Tuesday, June 19, 2012

GENERATOR MAN: In Iraq, a Paradox of Plenty (Aljazeera Witness)

"When I was a child I had dreams. I used to dream about being a director of a company or a factory...I used to dream about being an important. When I grew up....I stopped dreaming. Our circumstances, what happened to us....don't give us the chance to dream"- Hadi

According to Aljazeera: Nine years after the fall of Saddam Hussein, Iraq's national power grid struggles to provide more than six hours of electricity a day. But now a new type of entrepreneur has sprung up to fill this gap.

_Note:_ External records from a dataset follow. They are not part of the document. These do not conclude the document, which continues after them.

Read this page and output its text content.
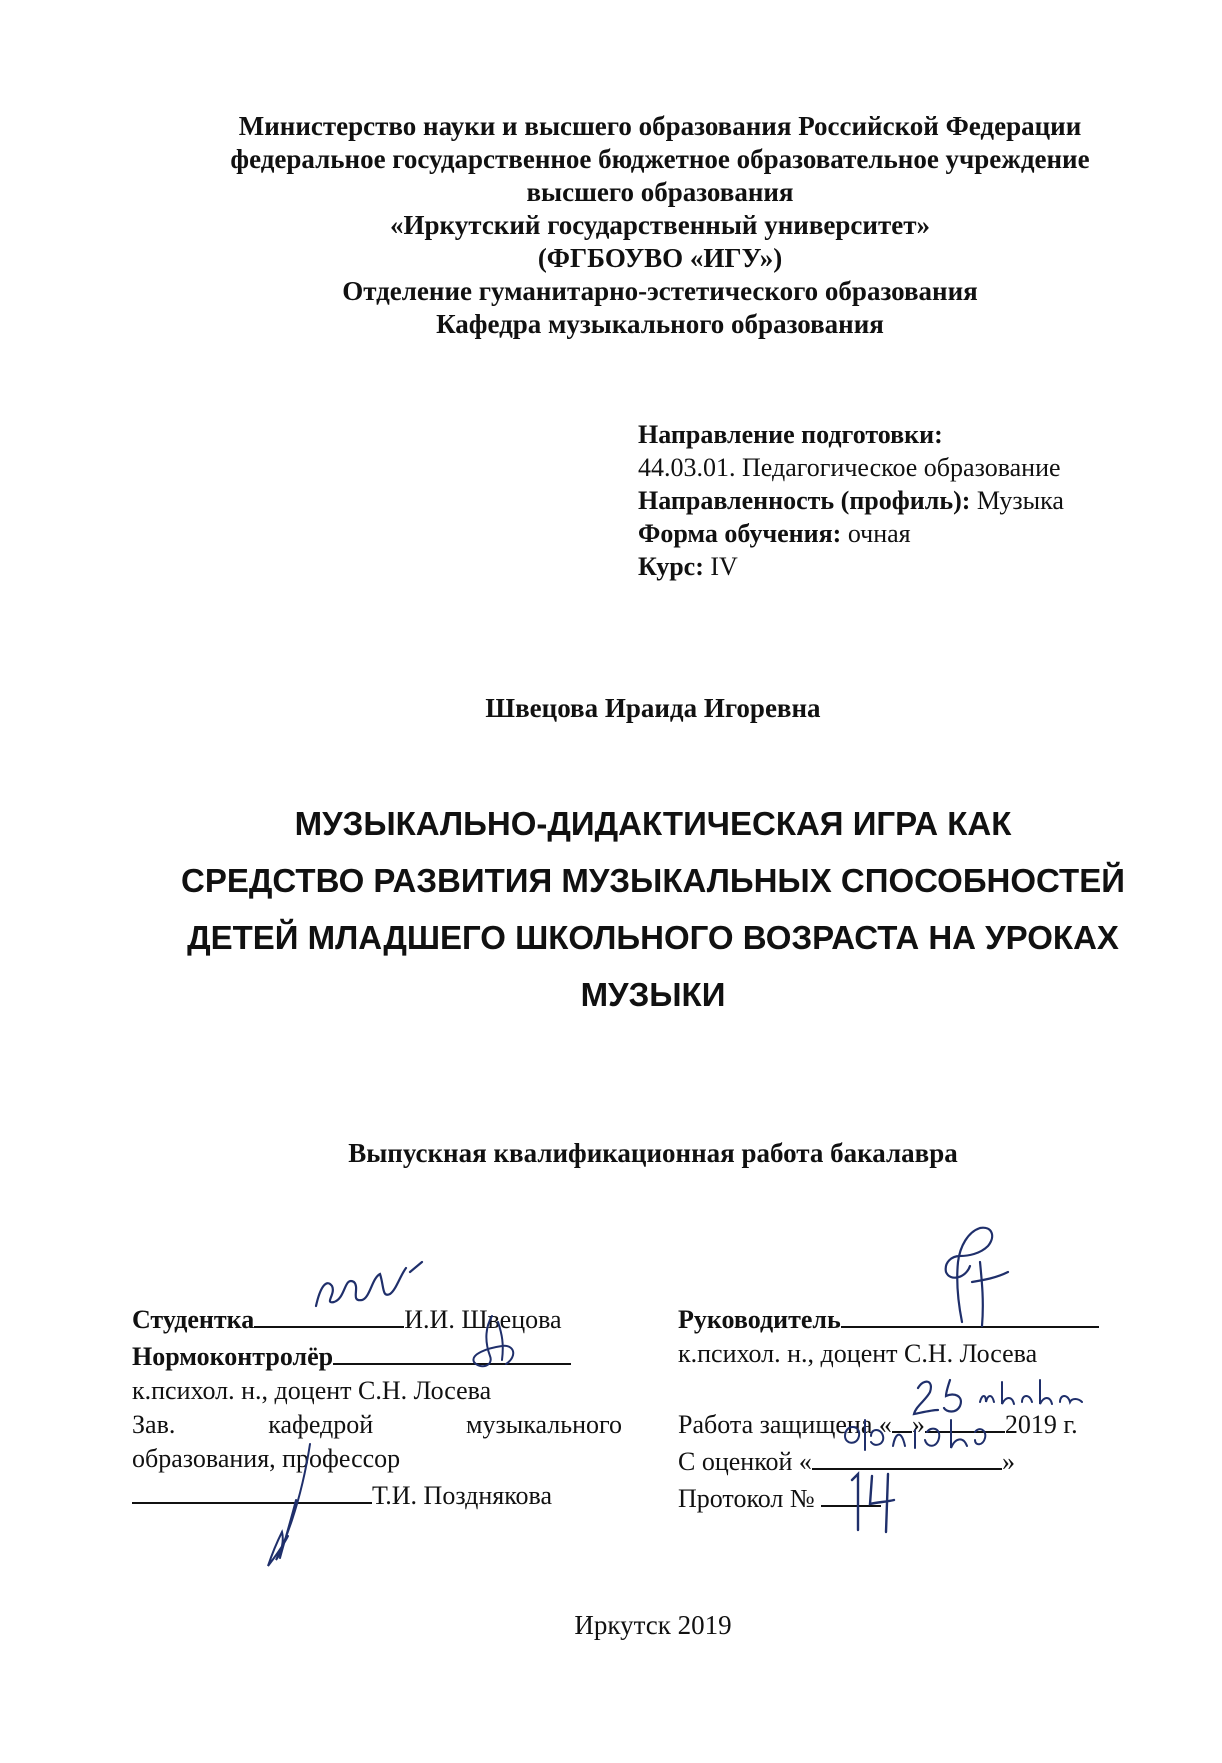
Министерство науки и высшего образования Российской Федерации
федеральное государственное бюджетное образовательное учреждение
высшего образования
«Иркутский государственный университет»
(ФГБОУВО «ИГУ»)
Отделение гуманитарно-эстетического образования
Кафедра музыкального образования
Направление подготовки:
44.03.01. Педагогическое образование
Направленность (профиль): Музыка
Форма обучения: очная
Курс: IV
Швецова Ираида Игоревна
МУЗЫКАЛЬНО-ДИДАКТИЧЕСКАЯ ИГРА КАК
СРЕДСТВО РАЗВИТИЯ МУЗЫКАЛЬНЫХ СПОСОБНОСТЕЙ
ДЕТЕЙ МЛАДШЕГО ШКОЛЬНОГО ВОЗРАСТА НА УРОКАХ
МУЗЫКИ
Выпускная квалификационная работа бакалавра
Студентка	И.И. Швецова
Нормоконтролёр
к.психол. н., доцент С.Н. Лосева
Зав.	кафедрой	музыкального
образования, профессор
Т.И. Позднякова
Руководитель
к.психол. н., доцент С.Н. Лосева
Работа защищена « »	2019 г.
С оценкой «	»
Протокол №
Иркутск 2019
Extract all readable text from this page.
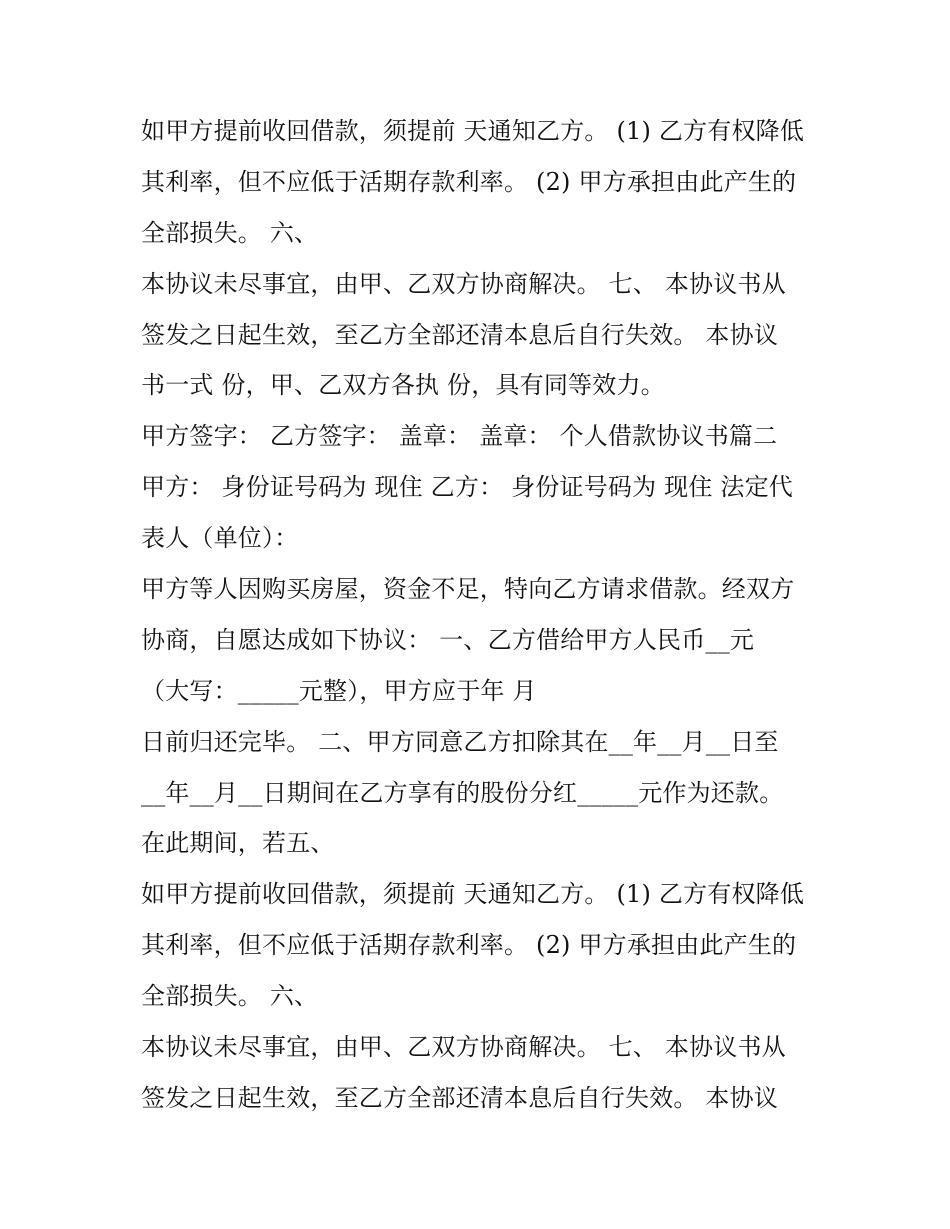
如甲方提前收回借款，须提前 天通知乙方。 (1) 乙方有权降低
其利率，但不应低于活期存款利率。 (2) 甲方承担由此产生的
全部损失。 六、
本协议未尽事宜，由甲、乙双方协商解决。 七、 本协议书从
签发之日起生效，至乙方全部还清本息后自行失效。 本协议
书一式 份，甲、乙双方各执 份，具有同等效力。
甲方签字： 乙方签字： 盖章： 盖章： 个人借款协议书篇二
甲方： 身份证号码为 现住 乙方： 身份证号码为 现住 法定代
表人（单位）：
甲方等人因购买房屋，资金不足，特向乙方请求借款。经双方
协商，自愿达成如下协议： 一、乙方借给甲方人民币__元
（大写：_____元整），甲方应于年 月
日前归还完毕。 二、甲方同意乙方扣除其在__年__月__日至
__年__月__日期间在乙方享有的股份分红_____元作为还款。
在此期间，若五、
如甲方提前收回借款，须提前 天通知乙方。 (1) 乙方有权降低
其利率，但不应低于活期存款利率。 (2) 甲方承担由此产生的
全部损失。 六、
本协议未尽事宜，由甲、乙双方协商解决。 七、 本协议书从
签发之日起生效，至乙方全部还清本息后自行失效。 本协议
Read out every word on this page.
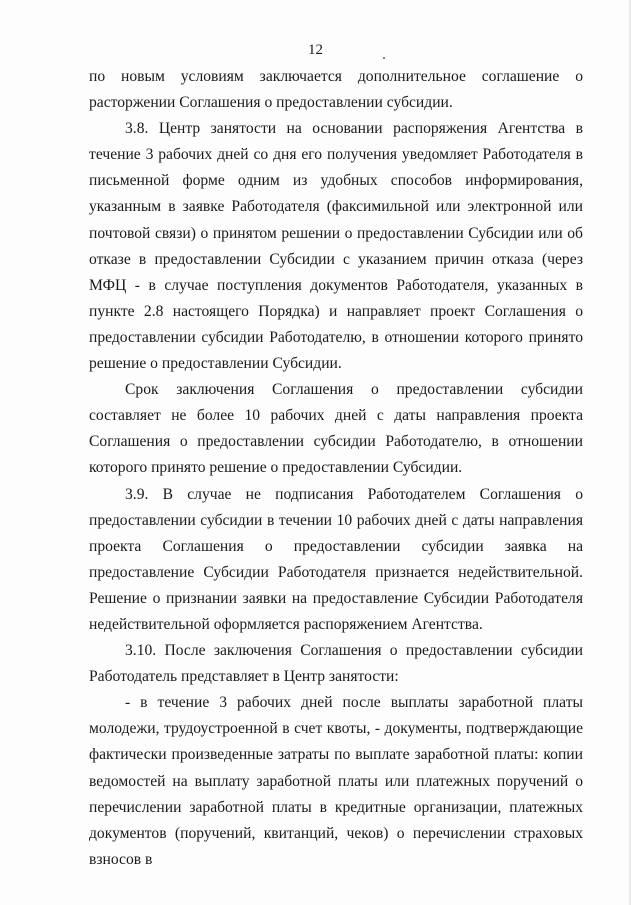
12

по новым условиям заключается дополнительное соглашение о расторжении Соглашения о предоставлении субсидии.

3.8. Центр занятости на основании распоряжения Агентства в течение 3 рабочих дней со дня его получения уведомляет Работодателя в письменной форме одним из удобных способов информирования, указанным в заявке Работодателя (факсимильной или электронной или почтовой связи) о принятом решении о предоставлении Субсидии или об отказе в предоставлении Субсидии с указанием причин отказа (через МФЦ - в случае поступления документов Работодателя, указанных в пункте 2.8 настоящего Порядка) и направляет проект Соглашения о предоставлении субсидии Работодателю, в отношении которого принято решение о предоставлении Субсидии.

Срок заключения Соглашения о предоставлении субсидии составляет не более 10 рабочих дней с даты направления проекта Соглашения о предоставлении субсидии Работодателю, в отношении которого принято решение о предоставлении Субсидии.

3.9. В случае не подписания Работодателем Соглашения о предоставлении субсидии в течении 10 рабочих дней с даты направления проекта Соглашения о предоставлении субсидии заявка на предоставление Субсидии Работодателя признается недействительной. Решение о признании заявки на предоставление Субсидии Работодателя недействительной оформляется распоряжением Агентства.

3.10. После заключения Соглашения о предоставлении субсидии Работодатель представляет в Центр занятости:

- в течение 3 рабочих дней после выплаты заработной платы молодежи, трудоустроенной в счет квоты, - документы, подтверждающие фактически произведенные затраты по выплате заработной платы: копии ведомостей на выплату заработной платы или платежных поручений о перечислении заработной платы в кредитные организации, платежных документов (поручений, квитанций, чеков) о перечислении страховых взносов в
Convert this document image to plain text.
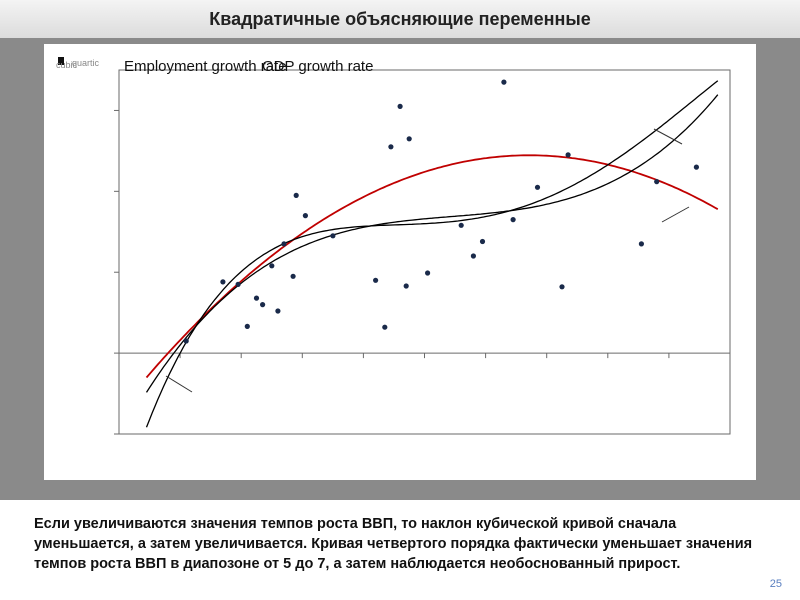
Квадратичные объясняющие переменные
cubic
quartic Employment growth rate
GDP growth rate
Если увеличиваются значения темпов роста ВВП, то наклон кубической кривой сначала уменьшается, а затем увеличивается. Кривая четвертого порядка фактически уменьшает значения темпов роста ВВП в диапозоне от 5 до 7, а затем наблюдается необоснованный прирост.
25
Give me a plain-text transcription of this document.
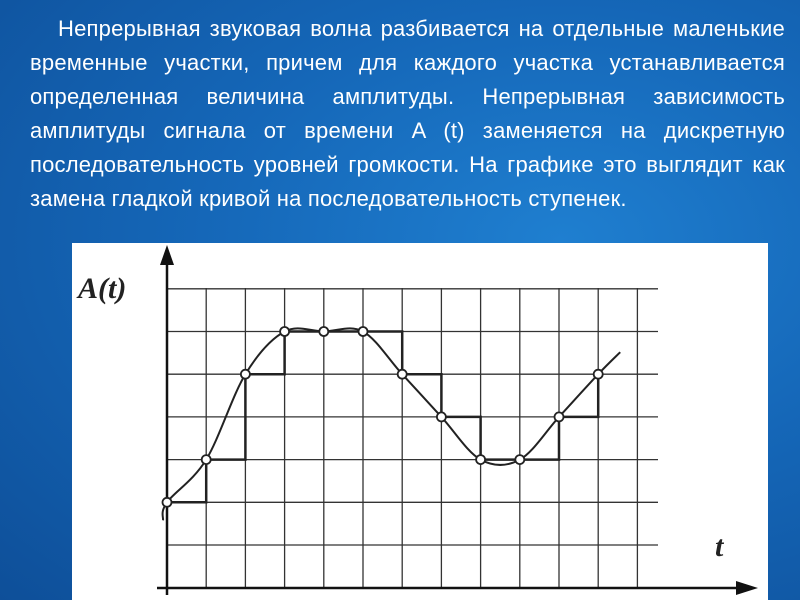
Непрерывная звуковая волна разбивается на отдельные маленькие временные участки, причем для каждого участка устанавливается определенная величина амплитуды. Непрерывная зависимость амплитуды сигнала от времени A (t) заменяется на дискретную последовательность уровней громкости. На графике это выглядит как замена гладкой кривой на последовательность ступенек.
A(t)
t
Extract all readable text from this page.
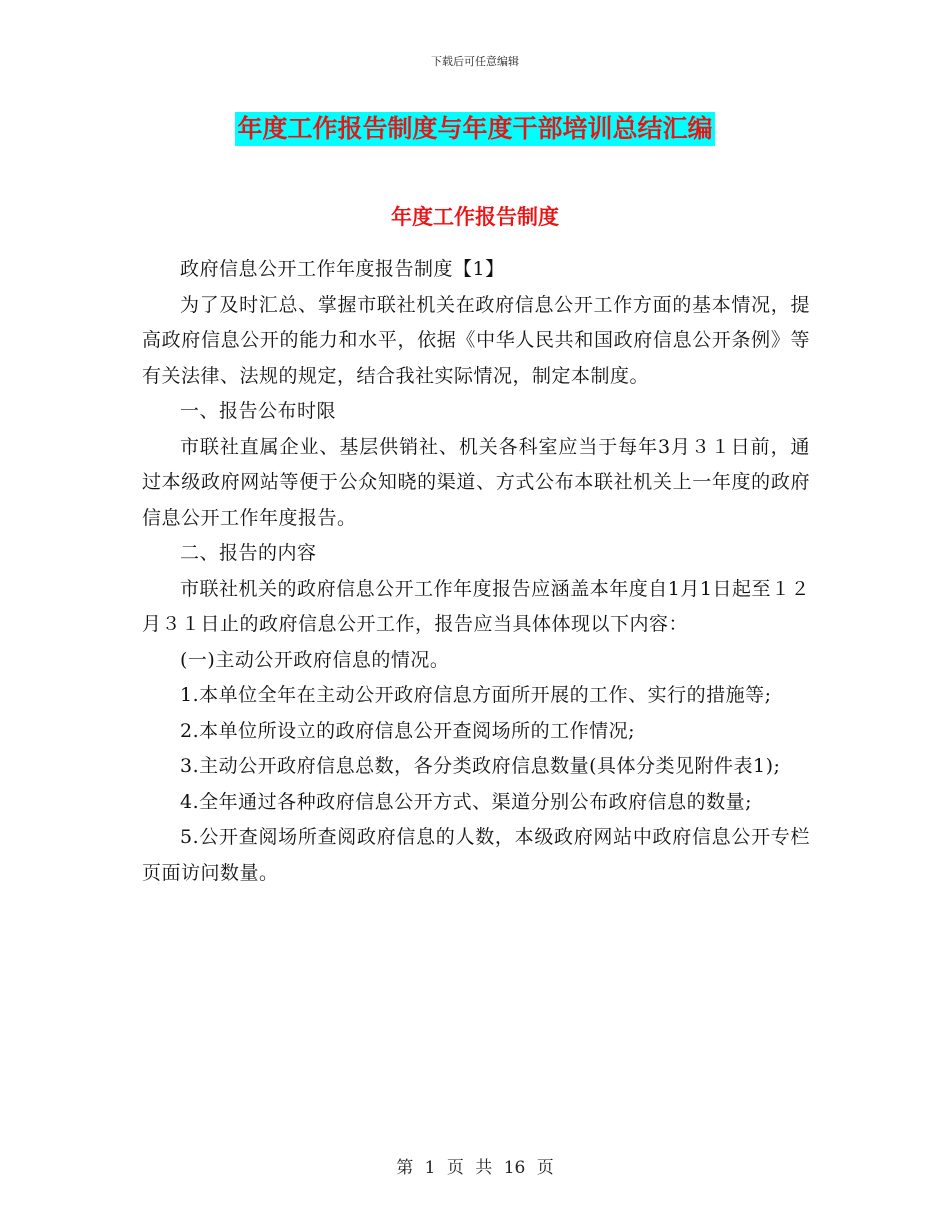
下载后可任意编辑
年度工作报告制度与年度干部培训总结汇编
年度工作报告制度

政府信息公开工作年度报告制度【1】

为了及时汇总、掌握市联社机关在政府信息公开工作方面的基本情况，提高政府信息公开的能力和水平，依据《中华人民共和国政府信息公开条例》等有关法律、法规的规定，结合我社实际情况，制定本制度。

一、报告公布时限

市联社直属企业、基层供销社、机关各科室应当于每年3月３１日前，通过本级政府网站等便于公众知晓的渠道、方式公布本联社机关上一年度的政府信息公开工作年度报告。

二、报告的内容

市联社机关的政府信息公开工作年度报告应涵盖本年度自1月1日起至１２月３１日止的政府信息公开工作，报告应当具体体现以下内容：

(一)主动公开政府信息的情况。

1.本单位全年在主动公开政府信息方面所开展的工作、实行的措施等;

2.本单位所设立的政府信息公开查阅场所的工作情况;

3.主动公开政府信息总数，各分类政府信息数量(具体分类见附件表1);

4.全年通过各种政府信息公开方式、渠道分别公布政府信息的数量;

5.公开查阅场所查阅政府信息的人数，本级政府网站中政府信息公开专栏页面访问数量。

第 1 页 共 16 页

We follow Hadi, a 'Generator Man' who owns two generators but finds that being on call for hundreds of people all desperate for power means that his life is no longer his own. He wanders the backstreets of Baghdad to talk to some of his customers for whom power - or the lack of it - has become the most important factor in their day-to-day lives. Of the many ironies of post-conflict Iraq this is perhaps the starkest: how a country afloat on a sea of oil and in receipt of $5bn in US investment since 2003 cannot yet guarantee power for its people.

Watch this compelling video. 
With respect to the big picture- How do we escape this 'Oil Curse'; this 'Paradox of Plenty'? However, in the short term, how do we achieve real solutions to the Iraqi power situation? I wish I could proffer some solutions but I realize that I am Nigerian...; as they say, you can't give what you don't have...and power is at the top of that list in my home country.